我が国の科学技術と産業の競争力の向上のためには、高性能スーパーコンピュータとその能力を十分に引き出すためのアプリケーションの研究開発及び利用が極めて重要であり、これを精力的かつ戦略的に推進していく必要がある。
このためには関係者が以下の諸点を認識し、それぞれの立場から、課題の解決と新たな課題への挑戦のために積極的に行動すべきである。
一、(新分野、新手法への挑戦)
科学技術のブレークスルーをもたらすためには、理論や実験・観測に携わる研究者と計算科学者、計算機科学者及び数理科学者が連携して、新領域・融合領域の課題や新たな手法に積極的に挑戦していくことが重要である。
一、(アプリケーションの開発と普及のための戦略)
上記の成果を、我が国の科学技術と産業の競争力強化や社会、国民の利益に繋げていくためには、アプリケーション・ソフトウェアの開発と普及のための戦略が重要となる。計算機システム開発とアプリケーション開発の整合をとることはもちろん、アプリケーション開発とその成果の技術移転のための産学連携体制の構築や開発されたアプリケーション・ソフトウェアの改良・保証を促進するためのシステム等が必要である。
一、(利用環境とサイバー・サイエンス・インフラストラクチャ)
大学、研究機関及び企業の研究者や技術者に高水準のスーパーコンピュータ利用環境を提供することは、我が国の国際競争力強化にとって極めて重要である。将来の次世代スーパーコンピュータの利用体制のみならず、重層的なスーパーコンピュータ利用環境を提供するサイバー・サイエンス・インフラストラクチャの構築と整備に向けた諸課題に取り組むことが急務である。
一、(人材)
基礎科学や数理科学・計算機科学の研究者からエンジニアまで、計算科学の発展のために必要な人材は多種多様な領域に亘るが、最も重要なのは、複数の専門領域を理解し、融合領域や新領域に果敢に挑戦していく人材である。計算科学に関連するこのような人材が育成され、活躍できる環境を醸成していくためのあらゆる努力が求められている。
一、(研究開発コミュニティの形成とCOEの構築)
計算機資源や大規模データを有効に利用しつつ、革新的な研究開発及び人材育成に効果的に取り組んでいくためには、開かれた研究開発コミュニティの形成及び異分野領域の研究者間の交流促進や先端的な研究開発環境を提供するCOEの構築が重要である。

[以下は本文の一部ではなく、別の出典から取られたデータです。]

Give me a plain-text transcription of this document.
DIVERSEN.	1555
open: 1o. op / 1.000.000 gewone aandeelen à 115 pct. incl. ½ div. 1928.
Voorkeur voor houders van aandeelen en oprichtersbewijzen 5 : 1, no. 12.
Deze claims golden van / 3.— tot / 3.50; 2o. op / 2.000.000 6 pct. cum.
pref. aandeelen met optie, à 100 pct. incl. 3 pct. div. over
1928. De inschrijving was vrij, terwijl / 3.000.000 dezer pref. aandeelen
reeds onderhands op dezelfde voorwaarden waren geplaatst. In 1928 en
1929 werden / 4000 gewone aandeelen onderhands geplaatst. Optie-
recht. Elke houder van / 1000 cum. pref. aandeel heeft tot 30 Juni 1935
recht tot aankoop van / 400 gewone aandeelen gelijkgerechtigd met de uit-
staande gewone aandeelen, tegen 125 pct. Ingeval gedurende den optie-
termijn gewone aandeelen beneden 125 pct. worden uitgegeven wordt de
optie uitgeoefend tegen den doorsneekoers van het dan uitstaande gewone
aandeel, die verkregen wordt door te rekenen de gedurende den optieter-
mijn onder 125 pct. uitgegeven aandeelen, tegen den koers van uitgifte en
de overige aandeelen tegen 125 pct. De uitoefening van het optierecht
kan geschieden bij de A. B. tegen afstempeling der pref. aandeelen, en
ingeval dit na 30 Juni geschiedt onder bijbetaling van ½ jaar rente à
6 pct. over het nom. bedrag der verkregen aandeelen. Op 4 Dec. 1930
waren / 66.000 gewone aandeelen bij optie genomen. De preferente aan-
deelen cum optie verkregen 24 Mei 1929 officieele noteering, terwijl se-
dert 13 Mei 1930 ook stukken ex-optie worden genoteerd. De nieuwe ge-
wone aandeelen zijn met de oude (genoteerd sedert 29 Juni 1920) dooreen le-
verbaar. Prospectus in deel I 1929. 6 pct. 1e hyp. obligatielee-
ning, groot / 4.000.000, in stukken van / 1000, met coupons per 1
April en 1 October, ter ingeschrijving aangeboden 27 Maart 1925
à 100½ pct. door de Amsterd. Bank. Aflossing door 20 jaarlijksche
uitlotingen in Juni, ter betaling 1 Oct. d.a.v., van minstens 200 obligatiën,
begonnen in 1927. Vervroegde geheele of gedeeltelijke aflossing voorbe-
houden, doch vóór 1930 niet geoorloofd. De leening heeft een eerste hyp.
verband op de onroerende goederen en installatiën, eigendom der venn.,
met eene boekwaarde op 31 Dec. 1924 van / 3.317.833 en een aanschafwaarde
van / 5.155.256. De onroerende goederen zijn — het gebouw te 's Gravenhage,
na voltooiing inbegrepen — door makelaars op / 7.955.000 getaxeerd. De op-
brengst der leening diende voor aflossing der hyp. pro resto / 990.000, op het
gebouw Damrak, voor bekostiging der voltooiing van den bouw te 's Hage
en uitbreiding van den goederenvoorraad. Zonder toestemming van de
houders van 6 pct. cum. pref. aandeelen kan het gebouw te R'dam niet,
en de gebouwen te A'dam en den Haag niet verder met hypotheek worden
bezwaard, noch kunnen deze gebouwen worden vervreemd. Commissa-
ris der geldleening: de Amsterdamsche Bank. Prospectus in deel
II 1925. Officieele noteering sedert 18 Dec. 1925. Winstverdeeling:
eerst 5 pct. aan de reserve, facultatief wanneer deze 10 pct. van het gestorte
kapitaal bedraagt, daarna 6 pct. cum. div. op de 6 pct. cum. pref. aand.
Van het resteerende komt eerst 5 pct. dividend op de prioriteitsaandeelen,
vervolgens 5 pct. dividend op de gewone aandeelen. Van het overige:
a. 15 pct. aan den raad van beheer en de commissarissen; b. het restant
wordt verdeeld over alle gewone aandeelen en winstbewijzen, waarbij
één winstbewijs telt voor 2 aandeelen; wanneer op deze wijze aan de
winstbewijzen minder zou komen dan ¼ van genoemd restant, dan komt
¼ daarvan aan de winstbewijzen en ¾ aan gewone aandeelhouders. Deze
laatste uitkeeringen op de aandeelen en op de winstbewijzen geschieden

次世代スーパーコンピュータを核として構築するCOEが、各分野の研究開発コミュニティと密接に連携し、スーパーコンピュータの開発と利用の体制を構築していくことが必要である。
次世代スーパーコンピュータの開発利用プロジェクトの推進にあたっては、我が国のこれまでのスーパーコンピュータの開発と利用における様々な経験や教訓を十分に踏まえ、上記の諸点を実現していくことを強く期待する。